I picked up the new 5th Edition D&D Dungeon Master’s Guide today at one of my FLGS’s (and scored a 20% discount because it’s Black Friday, which was totally unexpected but welcome nonetheless). The regular street date is December 9th, but stores that are part of the Wizards Play Network can sell it as of today.
First overall impression; this is without a doubt a book aimed at new DMs, rather than a reference book or book of options aimed at experienced players. That doesn’t mean that there isn’t anything of value for more experienced gamers, there is, but the emphasis is clearly on holding newer DMs by the hand and teaching them how it’s done. That approach, I am certain, is not an accident.
Aesthetically, it’s a beautiful book. There is a ton of artwork throughout, with varying styles, which is something I really like and which hearkens back to the original AD&D books, which had art by multiple artists.

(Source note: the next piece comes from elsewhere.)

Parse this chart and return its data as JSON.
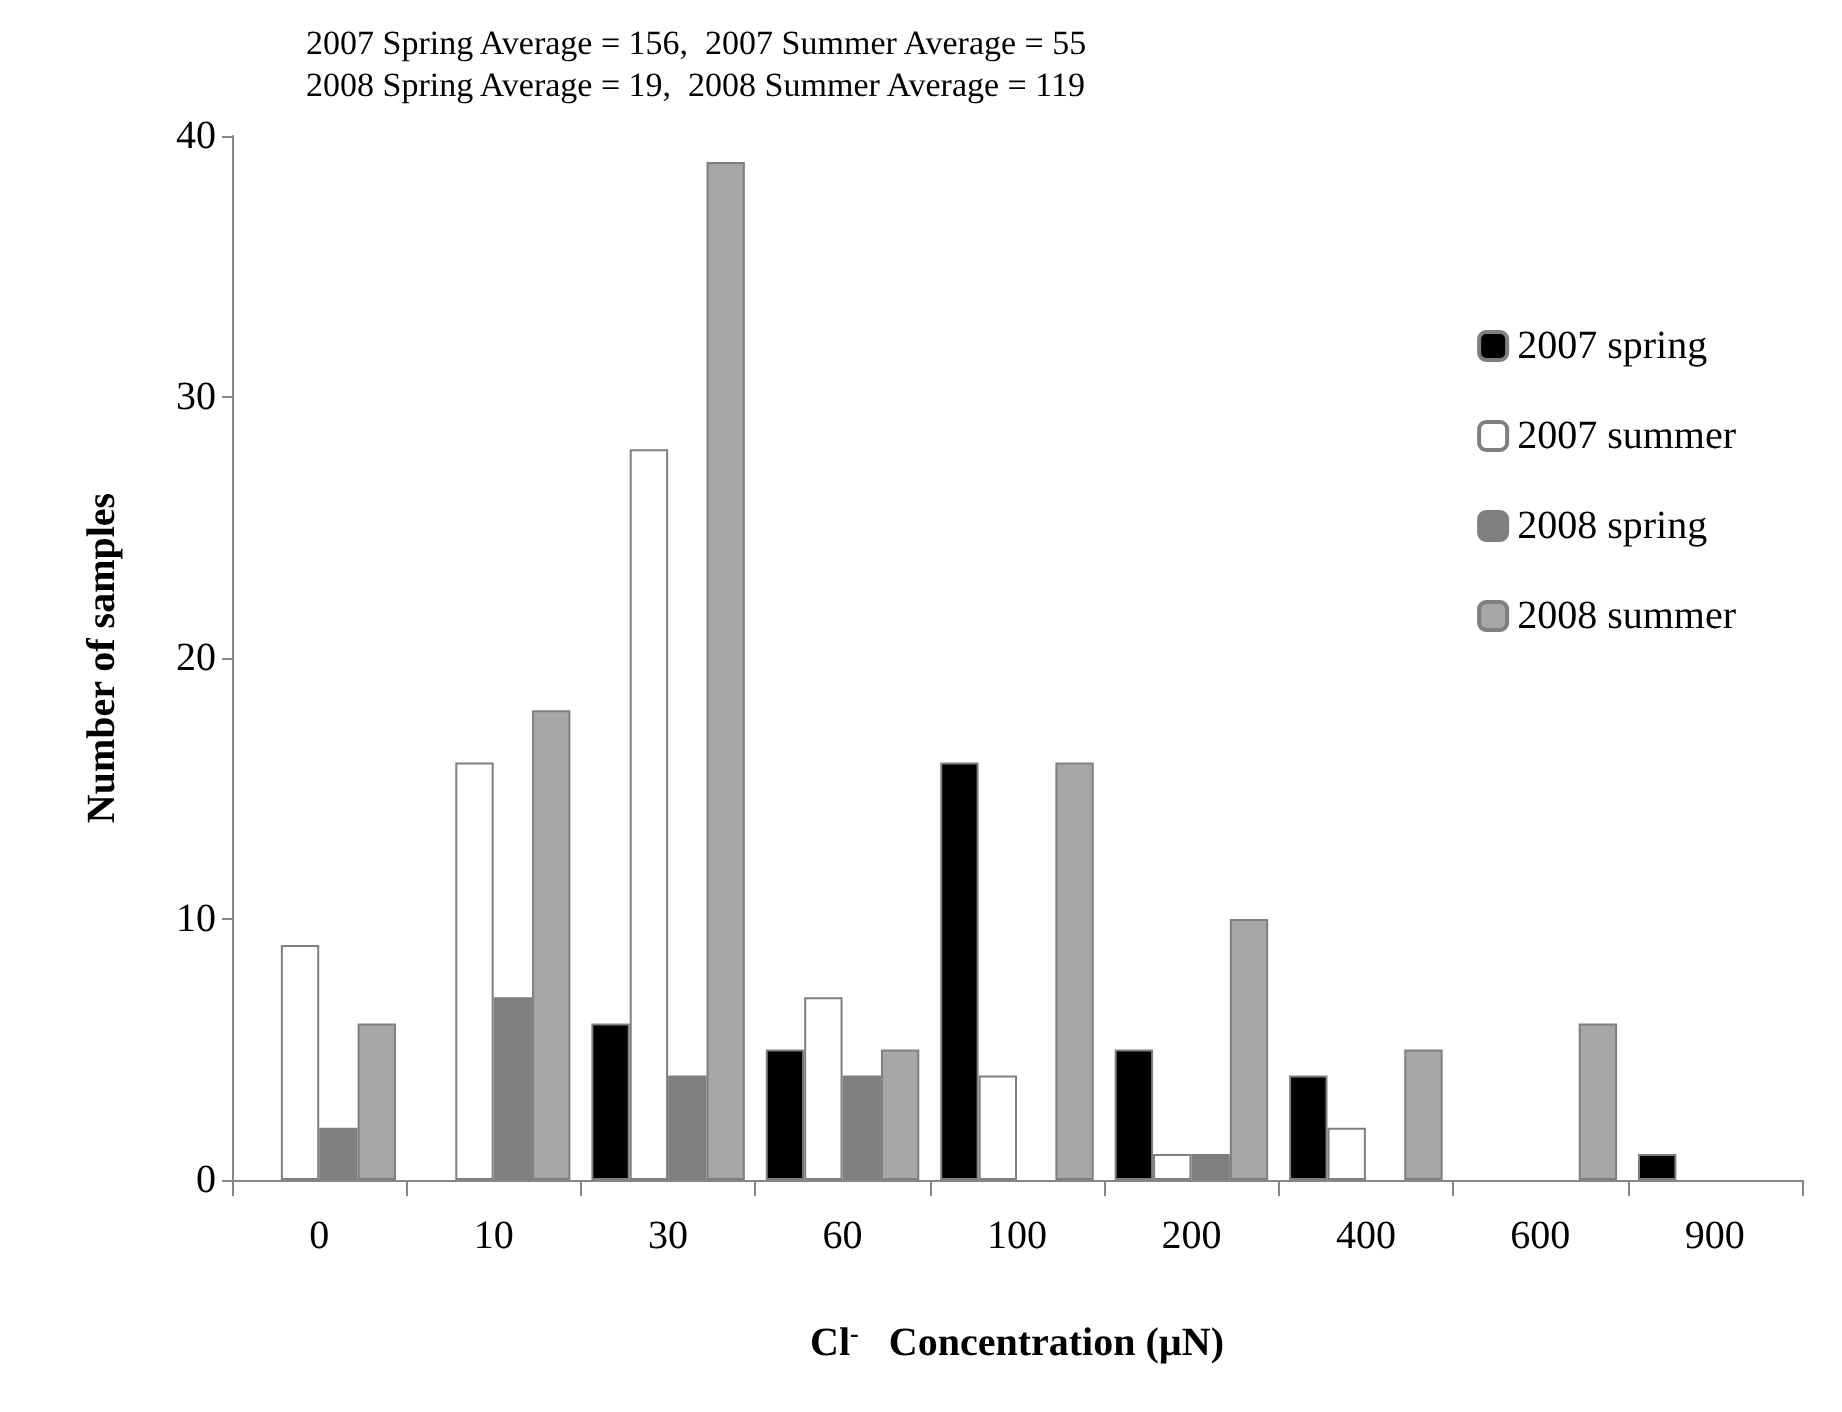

It ranges from the creepy to the heroic to the downright silly (I refer especially to the “chibi modrons” on p. 66, accompanying the description of the plane of Mechanus). The pages all have a faux parchment background, but I didn’t find it a distraction and it doesn’t seem to interfere with the text or diagrams, as some similar things have done in past books.

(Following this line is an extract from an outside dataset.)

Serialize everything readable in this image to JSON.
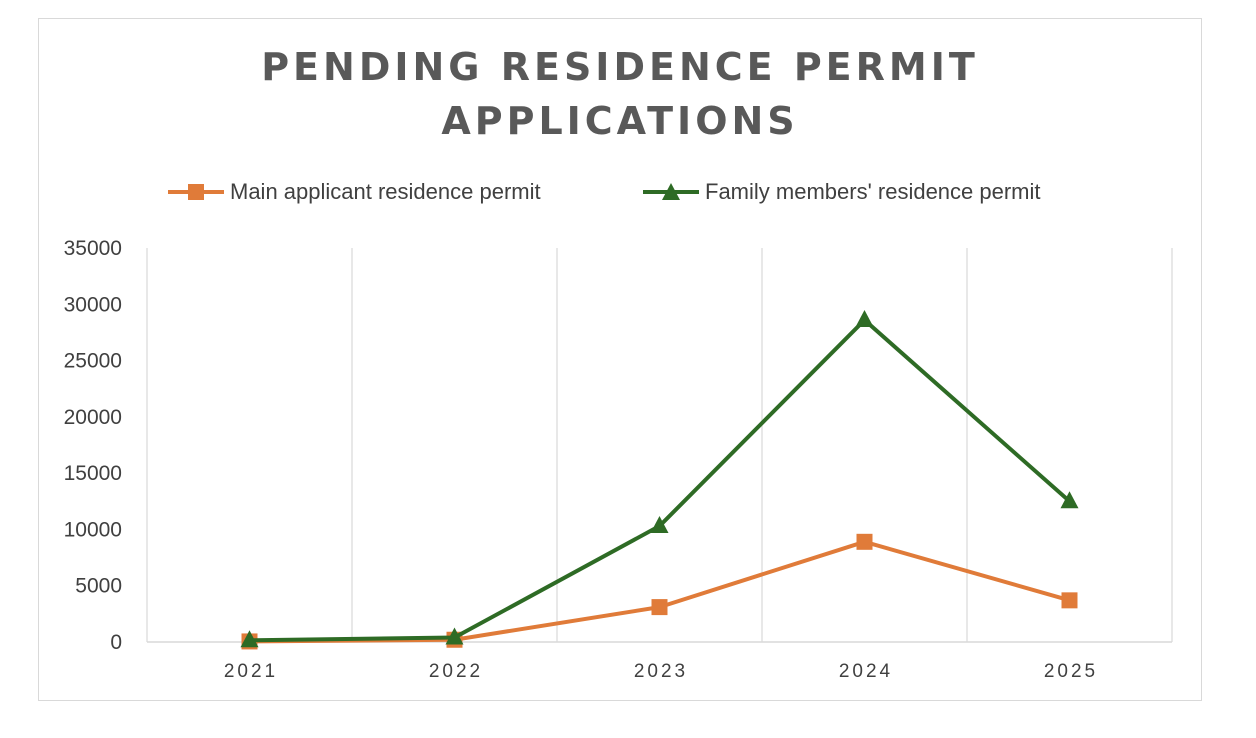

Specific references to published campaign settings like Greyhawk or Krynn are few and far between, but are definitely present, and even 4th edition fans are thrown a bone as the Dawn War pantheon (the default pantheon of deities for 4E) is used as the sample pantheon in the “Gods of Your World” section. They are covering all the bases.
There are sections on campaign events, a few options for evil characters, random downtime tables, and detailed rules for a more grid-reliant combat system that includes facing, flanking, etc. We finally get random encounter tables based on terrain and CR (although they’re not proper encounter tables from a 1E point of view; they’re more lists of creatures, and would need the DM to turn them into roll-this-get-this-encounter format), descriptions of the planes, and of course we now have extensive lists and descriptions of magic items (I haven’t done a full comparison, but it looks as if nearly every item is illustrated, which is a nice touch). There are also treasure tables which are tied to CR.

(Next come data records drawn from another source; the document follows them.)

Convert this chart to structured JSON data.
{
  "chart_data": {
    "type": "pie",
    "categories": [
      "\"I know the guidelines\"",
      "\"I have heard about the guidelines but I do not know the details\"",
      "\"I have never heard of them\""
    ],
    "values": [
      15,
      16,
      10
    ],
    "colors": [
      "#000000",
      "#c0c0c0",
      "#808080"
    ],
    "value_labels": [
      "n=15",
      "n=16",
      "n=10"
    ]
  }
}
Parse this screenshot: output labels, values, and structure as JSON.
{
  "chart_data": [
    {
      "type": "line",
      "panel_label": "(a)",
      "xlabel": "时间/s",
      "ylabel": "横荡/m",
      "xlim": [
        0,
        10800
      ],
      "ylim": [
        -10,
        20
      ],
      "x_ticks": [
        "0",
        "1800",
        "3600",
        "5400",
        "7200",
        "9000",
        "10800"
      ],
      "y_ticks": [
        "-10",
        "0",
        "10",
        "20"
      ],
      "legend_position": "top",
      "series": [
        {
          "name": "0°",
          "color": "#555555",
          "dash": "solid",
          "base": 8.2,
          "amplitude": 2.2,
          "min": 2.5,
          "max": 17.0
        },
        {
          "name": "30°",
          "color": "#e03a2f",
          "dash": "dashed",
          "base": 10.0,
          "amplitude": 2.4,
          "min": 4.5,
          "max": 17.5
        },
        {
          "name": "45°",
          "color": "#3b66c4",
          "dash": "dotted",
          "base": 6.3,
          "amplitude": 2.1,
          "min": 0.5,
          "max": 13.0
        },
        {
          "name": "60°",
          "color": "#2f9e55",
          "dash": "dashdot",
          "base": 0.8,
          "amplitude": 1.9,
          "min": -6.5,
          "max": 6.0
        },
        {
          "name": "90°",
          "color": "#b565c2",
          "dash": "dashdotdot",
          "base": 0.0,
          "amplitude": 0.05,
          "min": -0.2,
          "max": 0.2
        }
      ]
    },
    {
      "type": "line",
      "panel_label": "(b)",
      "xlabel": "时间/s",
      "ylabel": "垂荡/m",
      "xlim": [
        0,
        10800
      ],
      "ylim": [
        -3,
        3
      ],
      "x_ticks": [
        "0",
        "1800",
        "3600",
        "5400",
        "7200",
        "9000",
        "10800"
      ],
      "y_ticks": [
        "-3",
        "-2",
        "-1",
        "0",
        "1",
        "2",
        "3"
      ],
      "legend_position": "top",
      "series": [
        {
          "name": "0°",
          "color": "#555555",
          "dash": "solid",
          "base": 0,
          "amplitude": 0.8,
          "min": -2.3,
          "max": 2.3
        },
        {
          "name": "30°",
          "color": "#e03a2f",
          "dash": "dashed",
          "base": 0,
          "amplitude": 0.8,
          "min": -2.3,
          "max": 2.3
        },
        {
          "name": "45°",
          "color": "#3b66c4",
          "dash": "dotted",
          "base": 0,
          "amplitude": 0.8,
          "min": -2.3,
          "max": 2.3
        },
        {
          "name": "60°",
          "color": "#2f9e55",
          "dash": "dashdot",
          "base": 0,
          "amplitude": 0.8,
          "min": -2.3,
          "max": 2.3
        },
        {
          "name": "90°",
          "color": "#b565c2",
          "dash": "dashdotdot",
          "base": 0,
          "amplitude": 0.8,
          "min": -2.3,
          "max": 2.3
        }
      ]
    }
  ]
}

But the star of the book is the advice for new DMs. From guidelines on tailoring adventures to the tastes of your players, to creating campaign worlds (including pantheons, mapping, settlements, campaign events and when to use and not use them, different flavors of fantasy such as sword and sorcery vs. mythic fantasy, how to create adventures (including different types of adventures such as wilderness, dungeon, mysteries, etc.), how to create specific encounters (and a nice overview of random encounters and why they can be useful – yay!), motivations for villains, mapping dungeons, and how to stock dungeons. There are even some rules and guidelines for dealing with crossing genres (there are rules for using alien technology, for instance, and firearms). All that is nice for experienced DMs to review, and often comes with handy tables (although they must perforce be somewhat generic), but the intended audience is clear.
On the whole the 5E DMG looks to be a very good book. Experienced DMs will find a lot of useful tables, and the magic item and planar descriptions will be especially useful. Some DMs will find the enhanced combat options indispensable, while most will be able to turn the CR encounter lists into meaningful encounter tables.
But beginning DMs will find this an enormous resource, and will be well rewarded by a close cover-to-cover reading. It goes far beyond the “what is a roleplaying game?” introductory material into the nuts and bolts of campaign and adventure design, as well as resources and guidelines for running a game at the table.
Another solid rulebook for 5th edition.